It’s long been a goal of many adult-video performers to transition into the mainstream. But lately, aboveground actors such as Boy Meets World alum Maitland Ward and Shake It Up veteran Bella Thorne have entered the porn waters. We take a hard look at the phenomenon.
General wisdom holds that moving from the porn world into mainstream’s promised land is a rough road to ride. However, it can be done. Traci Lords managed to transition to mainstream movies. So did others, including Belladonna who, as Michelle Sinclair, had a part in Paul Thomas Anderson’s 2014 film Inherent Vice. Ron Jeremy has been flirting with the mainstream for decades.
A far easier path is the one that leads from mainstream to adult, but it takes a special breed to make the move. We’re not talking about weekend warriors who leak a sex tape or have some cell phone nude photos “hacked”—we’re talking about established mainstreamers who jump with both feet into porn’s deep end.
While it might seem an odd trajectory to some—especially in years past, before the stigma of performing in adult entertainment began to dissipate—mainstream personalities have periodically wandered into XXX territory. Kelli McCarty, a former Miss USA and an actress whose credits include the soap opera Passions, embarked on an adult modeling career that included a HUSTLER pictorial. Destiney Moore, who became known through the VH1 shows Rock of Love 2 and I Love Money, likewise bolstered her résumé with a stint in the pages of America’s Magazine. And just last year two prominent additions to this list were added, in the fine forms of Bella Thorne and Maitland Ward.

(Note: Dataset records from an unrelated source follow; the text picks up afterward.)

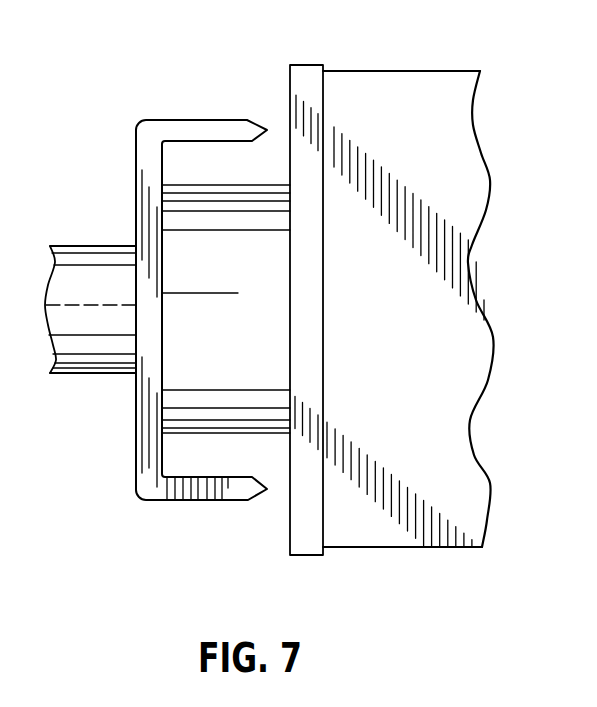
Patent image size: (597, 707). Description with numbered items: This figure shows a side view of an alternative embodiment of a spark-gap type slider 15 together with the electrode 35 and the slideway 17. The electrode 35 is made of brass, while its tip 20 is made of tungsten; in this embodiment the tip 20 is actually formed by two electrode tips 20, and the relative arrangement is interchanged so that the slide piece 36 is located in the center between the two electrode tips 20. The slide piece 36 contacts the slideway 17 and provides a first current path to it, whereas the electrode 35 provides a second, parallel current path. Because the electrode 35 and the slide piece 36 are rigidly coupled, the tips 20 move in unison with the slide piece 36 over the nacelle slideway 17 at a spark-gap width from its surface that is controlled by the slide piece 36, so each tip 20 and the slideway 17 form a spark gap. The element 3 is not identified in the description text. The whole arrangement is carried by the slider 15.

The body panel 3 is at (484, 183).
The slider 15 is at (74, 550).
The slideway 17 is at (310, 72).
The electrode tip 20 is at (212, 128).
The electrode 35 is at (88, 273).
The slide piece 36 is at (175, 370).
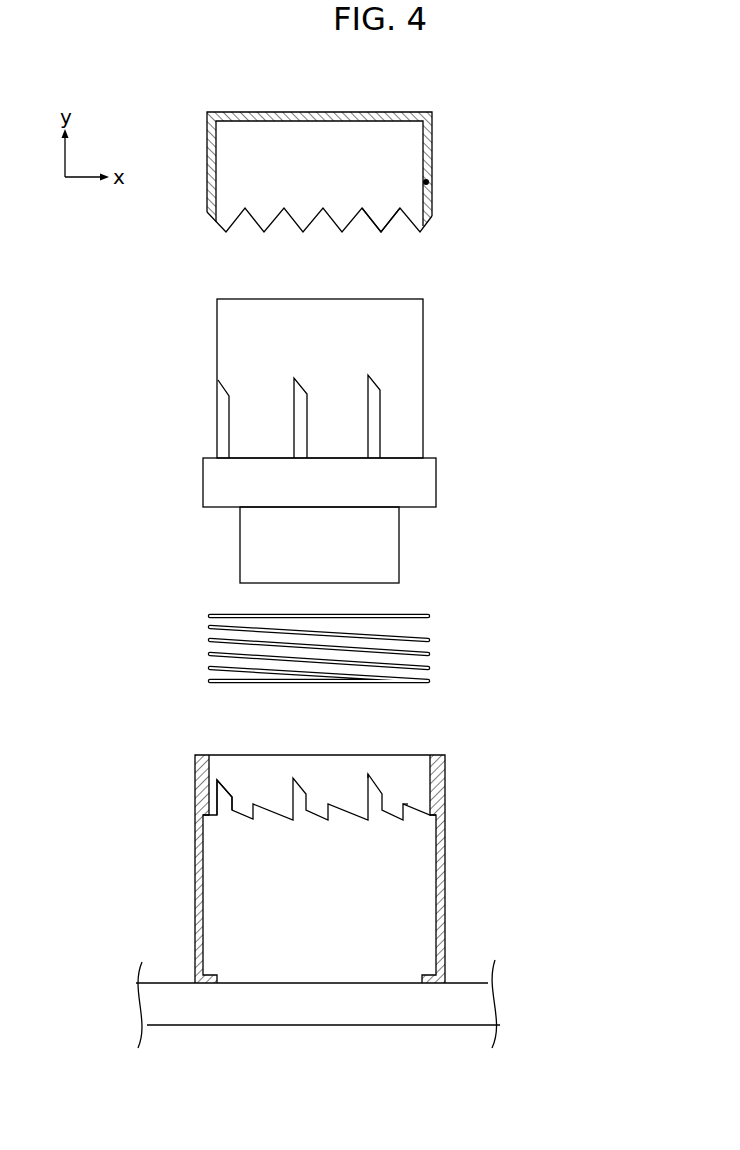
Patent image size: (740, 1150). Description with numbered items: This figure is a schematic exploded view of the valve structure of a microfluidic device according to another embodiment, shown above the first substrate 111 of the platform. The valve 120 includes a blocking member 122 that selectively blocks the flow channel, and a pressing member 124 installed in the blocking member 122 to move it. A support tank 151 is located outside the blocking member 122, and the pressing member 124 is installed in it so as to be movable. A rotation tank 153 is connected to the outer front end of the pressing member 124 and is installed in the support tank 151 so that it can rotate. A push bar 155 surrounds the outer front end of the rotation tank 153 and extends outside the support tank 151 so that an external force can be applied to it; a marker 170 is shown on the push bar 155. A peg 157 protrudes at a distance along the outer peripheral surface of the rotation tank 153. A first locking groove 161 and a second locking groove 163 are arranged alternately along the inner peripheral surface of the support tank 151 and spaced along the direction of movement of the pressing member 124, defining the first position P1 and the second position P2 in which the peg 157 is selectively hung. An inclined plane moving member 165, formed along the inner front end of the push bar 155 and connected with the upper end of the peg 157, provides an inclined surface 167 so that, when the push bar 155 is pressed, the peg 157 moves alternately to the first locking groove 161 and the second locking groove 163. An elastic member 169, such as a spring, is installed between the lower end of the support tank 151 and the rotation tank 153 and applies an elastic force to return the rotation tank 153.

The first substrate 111 is at (282, 1025).
The valve 120 is at (350, 441).
The blocking member 122 is at (322, 1008).
The pressing member 124 is at (390, 548).
The support tank 151 is at (334, 869).
The rotation tank 153 is at (423, 378).
The push bar 155 is at (362, 184).
The peg 157 is at (225, 425).
The first locking groove 161 is at (267, 815).
The second locking groove 163 is at (225, 803).
The inclined plane moving member 165 is at (382, 218).
The inclined surface 167 is at (372, 220).
The elastic member 169 is at (430, 655).
The marker 170 is at (429, 182).
The first position P1 is at (403, 804).
The second position P2 is at (368, 773).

Redheaded starlet Thorne—a former child actress, Disney star (see: the Disney Channel series Shake It Up), tabloid fixture, dancer and author—made a splash last year by directing Abella Danger and Small Hands in a Pornhub video titled Her & Him. Taking part in the company’s Visionaries Director’s series, Thorne, the star of such mainstream films as The Babysitter, Chick Fight and Midnight Sun, said in a Pornhub promo that she was inspired by “this relationship between a male and a female and this fight over dominance and how much that relates to us in our general world.”
While that sounds deep and dark and “grown up,” a bit of Thorne’s Disney experience also pulled at her—sort of.